“In their very essence a Jew and despair are contradictory. They simply cannot co-exist together.” Rabbi Shraga Shmuel Schnitzler, who went by the more familiar name of Rabbi Shmelke, looked around the barracks to make sure that the others had understood his point. Amidst the crowd of weary faces that stared back at him, there were a few who were nodding their heads in agreement. Perhaps they, too, had been chassidim in another life — the life that existed before the war — and so they could appreciate the tales that Rabbi Shmelke told about chassidic Rebbes of former days.
Rabbi Shmelke didn’t tell his stories just to pass the time. His job, as he saw it, was to keep up the spirits of the Jews who were imprisoned in the Bergen Belsen concentration camp. That job would have been much easier if they were prophets, since the end of the war was just a few months away. But during that Kislev of 1944, the situation seemed as hopeless as ever. Even the thought of Chanukah, which was fast approaching, couldn’t dispel the gloom for most of them.
For Rabbi Shmelke, it was a different story. Since the beginning of the month he had been busy preparing for the holiday. He asked the same question to everyone he met: “Can you get us a little oil? Do you someone who works in the kitchen?”
The answer was always the same: No.
Chanukah was only a few days away and he had to find some oil.
With dismay, he realized that Chanukah was only a few days away. He knew only too well what would happen if he couldn’t find any oil. Many of his fellow prisoners were clinging to life only by a slender thread of hope. Once that thread was snapped, they would succumb to the deep sea of dark despair that threatened to drown them. So he had to find some oil. Even if he found only enough oil to kindle the first Chanukah for a few seconds that would be enough. But no Chanukah lights? That wasn’t an option.
The day before Chanukah Rabbi Shmelke was at work — his “other” job in the camp was to remove dead bodies from the barracks — when he received an order to go to the last barrack, where some people had died during the previous night. While he walked across a field his foot got caught in a small hole in the frozen earth and he almost fell. He removed his foot from the hole and noticed that there was something buried inside. After making sure that no guards were watching him, he knelt down to see what it was.
He pulled out a small jar from the ground. Inside was some congealed liquid. Oil, he whispered. Oil for Chanukah!
Rabbi Shmelke then reached his hand inside the hole a second time. To his delight he discovered that the hiding place contained more surprises. He pulled out a carefully wrapped package and quickly undid the paper wrapping. Inside were eight little cups and eight thin strands of cotton.

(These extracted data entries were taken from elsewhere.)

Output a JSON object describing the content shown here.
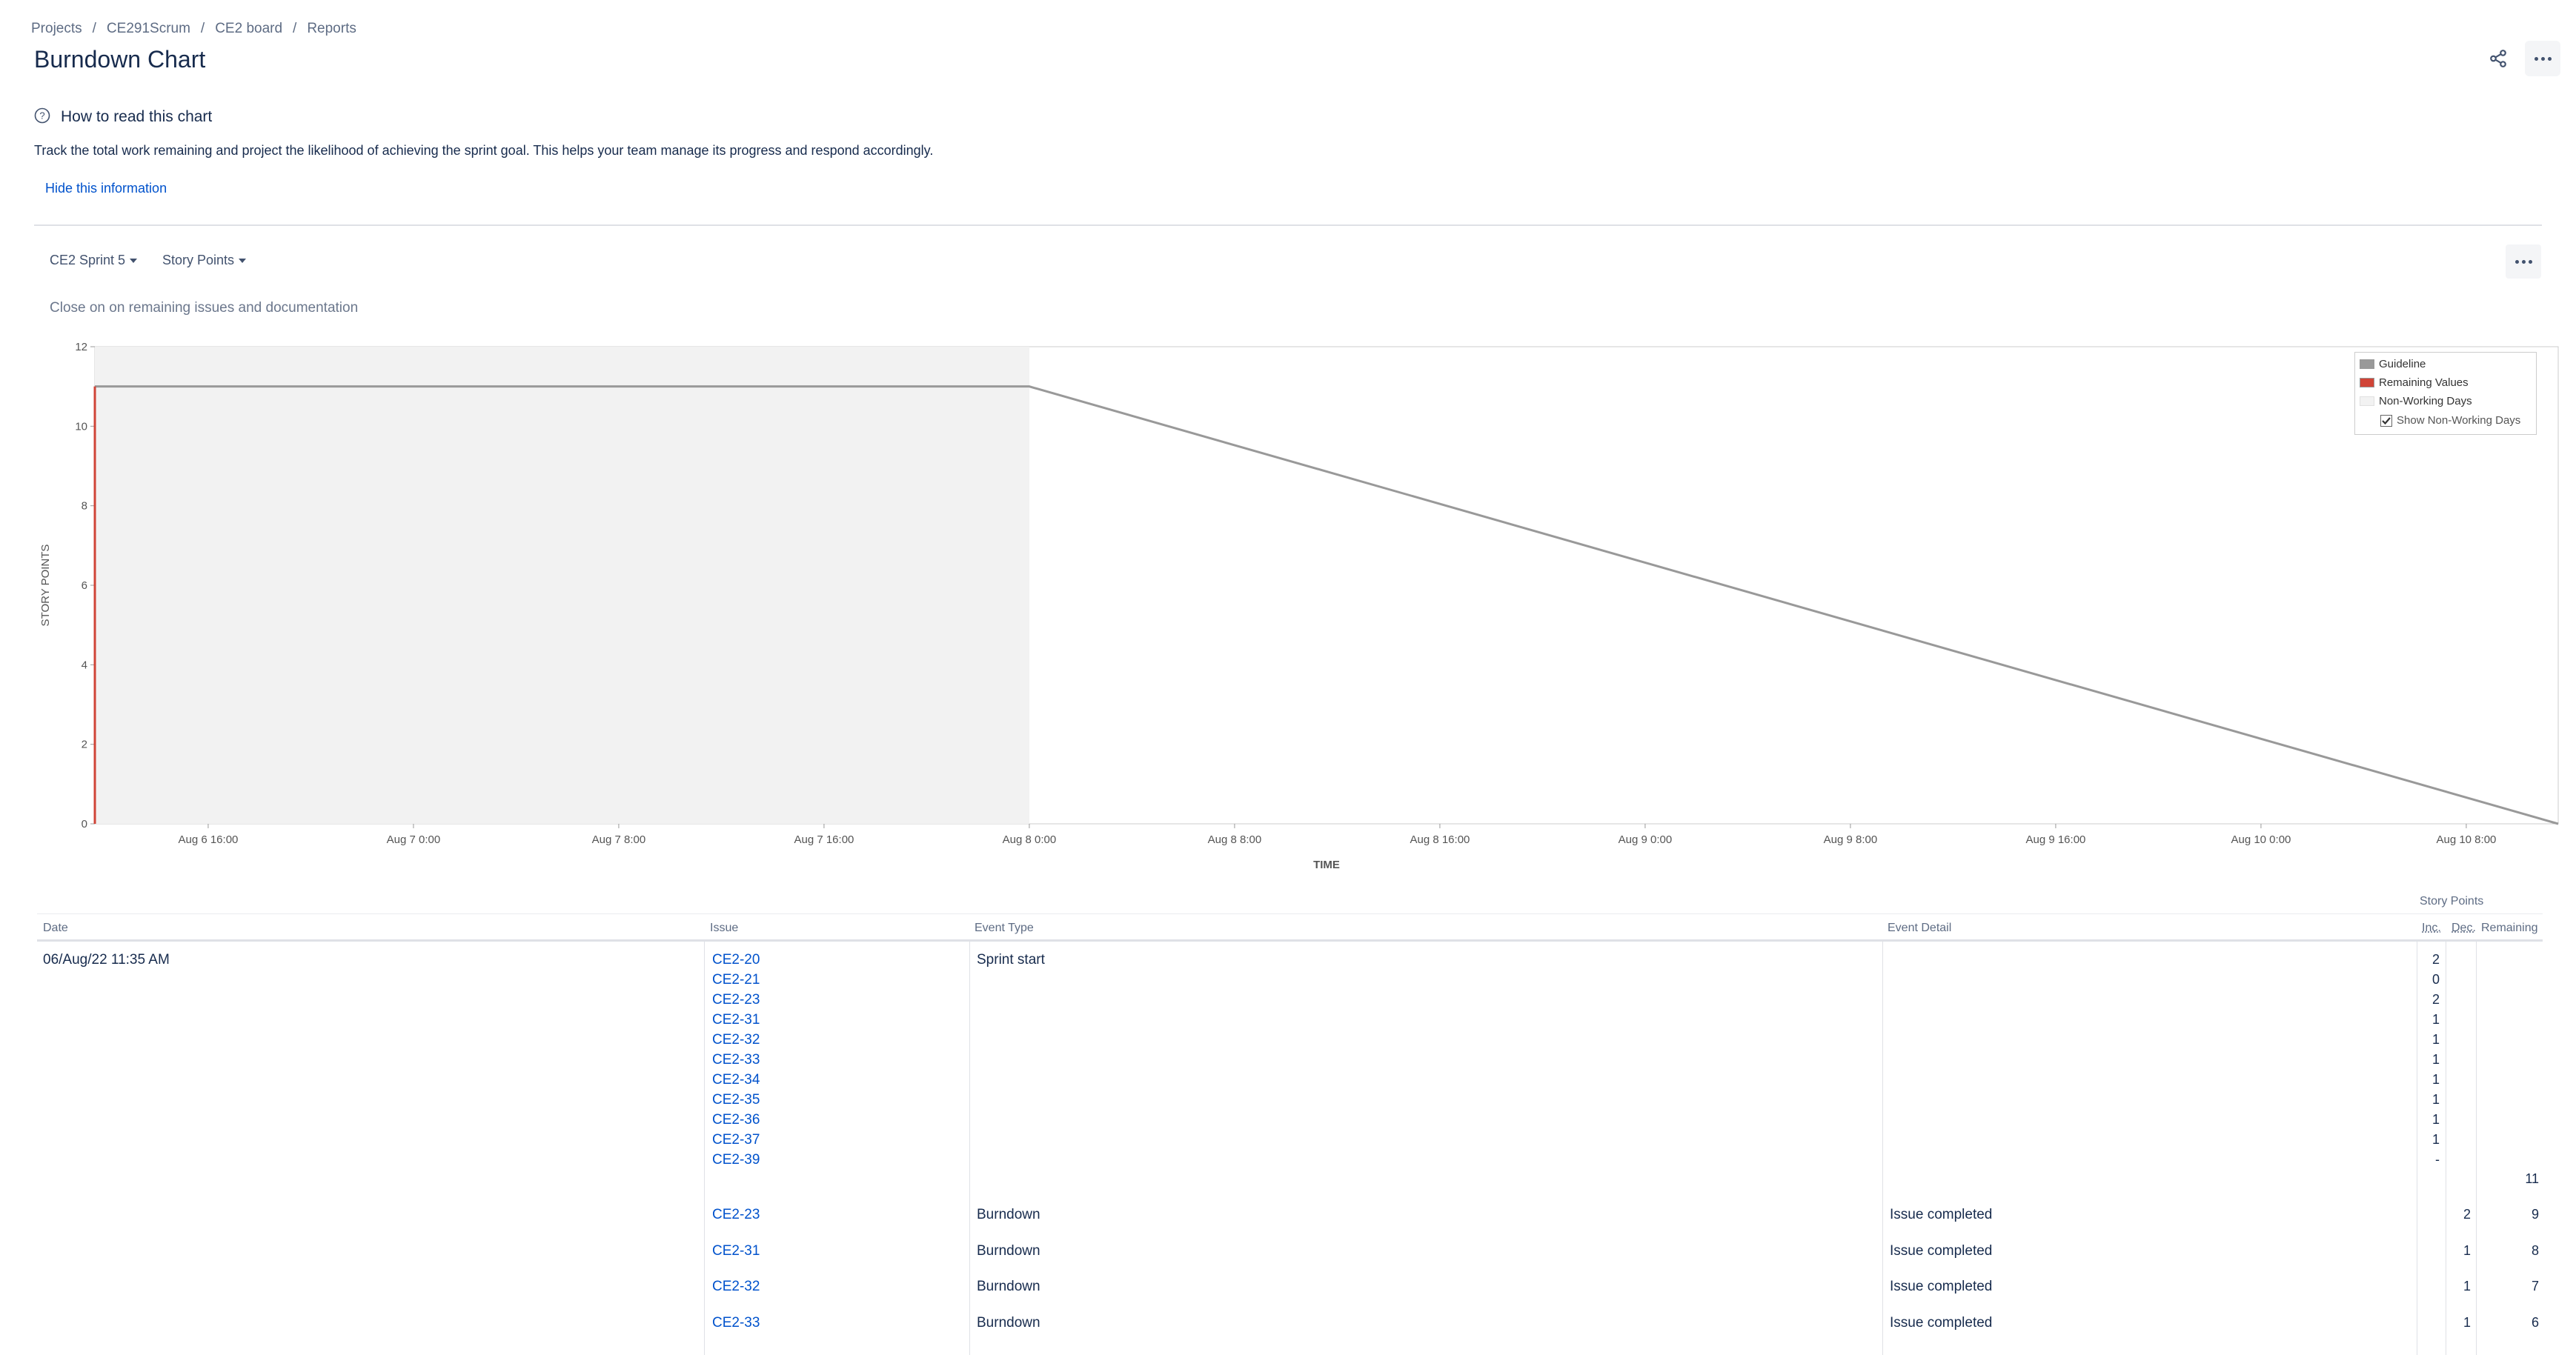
{
  "breadcrumb": [
    "Projects",
    "CE291Scrum",
    "CE2 board",
    "Reports"
  ],
  "page_title": "Burndown Chart",
  "info": {
    "title": "How to read this chart",
    "text": "Track the total work remaining and project the likelihood of achieving the sprint goal. This helps your team manage its progress and respond accordingly.",
    "hide_link": "Hide this information"
  },
  "controls": {
    "sprint": "CE2 Sprint 5",
    "statistic": "Story Points",
    "sprint_goal": "Close on on remaining issues and documentation"
  },
  "legend": {
    "guideline": "Guideline",
    "remaining": "Remaining Values",
    "non_working": "Non-Working Days",
    "show_non_working": "Show Non-Working Days"
  },
  "colors": {
    "guideline": "#999999",
    "remaining": "#d04437",
    "non_working": "#f2f2f2",
    "link": "#0052cc"
  },
  "chart_data": {
    "type": "line",
    "ylabel": "STORY POINTS",
    "xlabel": "TIME",
    "ylim": [
      0,
      12
    ],
    "yticks": [
      0,
      2,
      4,
      6,
      8,
      10,
      12
    ],
    "xlim": [
      "2022-08-06 11:35",
      "2022-08-10 11:35"
    ],
    "xticks": [
      "Aug 6 16:00",
      "Aug 7 0:00",
      "Aug 7 8:00",
      "Aug 7 16:00",
      "Aug 8 0:00",
      "Aug 8 8:00",
      "Aug 8 16:00",
      "Aug 9 0:00",
      "Aug 9 8:00",
      "Aug 9 16:00",
      "Aug 10 0:00",
      "Aug 10 8:00"
    ],
    "non_working_days": [
      [
        "2022-08-06 11:35",
        "2022-08-08 00:00"
      ]
    ],
    "legend_position": "top-right",
    "series": [
      {
        "name": "Guideline",
        "points": [
          [
            "2022-08-06 11:35",
            11
          ],
          [
            "2022-08-08 00:00",
            11
          ],
          [
            "2022-08-10 11:35",
            0
          ]
        ]
      },
      {
        "name": "Remaining Values",
        "points": [
          [
            "2022-08-06 11:35",
            0
          ],
          [
            "2022-08-06 11:35",
            11
          ]
        ]
      }
    ]
  },
  "table": {
    "group_header": "Story Points",
    "headers": {
      "date": "Date",
      "issue": "Issue",
      "event_type": "Event Type",
      "event_detail": "Event Detail",
      "inc": "Inc.",
      "dec": "Dec.",
      "remaining": "Remaining"
    },
    "start_event": {
      "date": "06/Aug/22 11:35 AM",
      "event_type": "Sprint start",
      "issues": [
        {
          "key": "CE2-20",
          "inc": "2"
        },
        {
          "key": "CE2-21",
          "inc": "0"
        },
        {
          "key": "CE2-23",
          "inc": "2"
        },
        {
          "key": "CE2-31",
          "inc": "1"
        },
        {
          "key": "CE2-32",
          "inc": "1"
        },
        {
          "key": "CE2-33",
          "inc": "1"
        },
        {
          "key": "CE2-34",
          "inc": "1"
        },
        {
          "key": "CE2-35",
          "inc": "1"
        },
        {
          "key": "CE2-36",
          "inc": "1"
        },
        {
          "key": "CE2-37",
          "inc": "1"
        },
        {
          "key": "CE2-39",
          "inc": "-"
        }
      ],
      "remaining": "11"
    },
    "events": [
      {
        "issue": "CE2-23",
        "event_type": "Burndown",
        "event_detail": "Issue completed",
        "dec": "2",
        "remaining": "9"
      },
      {
        "issue": "CE2-31",
        "event_type": "Burndown",
        "event_detail": "Issue completed",
        "dec": "1",
        "remaining": "8"
      },
      {
        "issue": "CE2-32",
        "event_type": "Burndown",
        "event_detail": "Issue completed",
        "dec": "1",
        "remaining": "7"
      },
      {
        "issue": "CE2-33",
        "event_type": "Burndown",
        "event_detail": "Issue completed",
        "dec": "1",
        "remaining": "6"
      }
    ]
  }
}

It was obvious that some Jewish prisoner had buried this little menorah and the oil. But who was he? And where was he? Had he been transported to another camp? Had he died?
Although Rabbi Shmelke desperately wanted oil for his own barracks, he sincerely hoped that the Jew who had buried these things was still alive. Perhaps he was still in the camp and he would come back the next day and search for the treasure that he had so carefully hidden. So Rabbi Shmelke carefully reburied everything. But for the rest of the day and night, he asked every Jew that he met the same question: “I found some oil and a menorah. Maybe you were the one who hid them?”
The other prisoners looked at him with sad eyes, certain that at last the horrors of the Rabbi’s work had destroyed his mind. “No, Rabbi,” they said, one after another. “I didn’t hide any oil. I didn’t hide a menorah.”
The next night, however, they discovered that Rabbi Shmelke hadn’t gone mad. When they returned to their barracks after the evening roll call they saw, to their amazement, a little menorah standing on one of the bunks. To their even greater surprise, one of the cups was filled with oil!
Rabbi Shmelke recited the blessings and then kindled the light for the first night. The group watched in silence while the tiny flame fought its eternal battle against the surrounding darkness. Some smiled, others cried. All felt a sweet spark of hope revive inside their embattled and embittered hearts.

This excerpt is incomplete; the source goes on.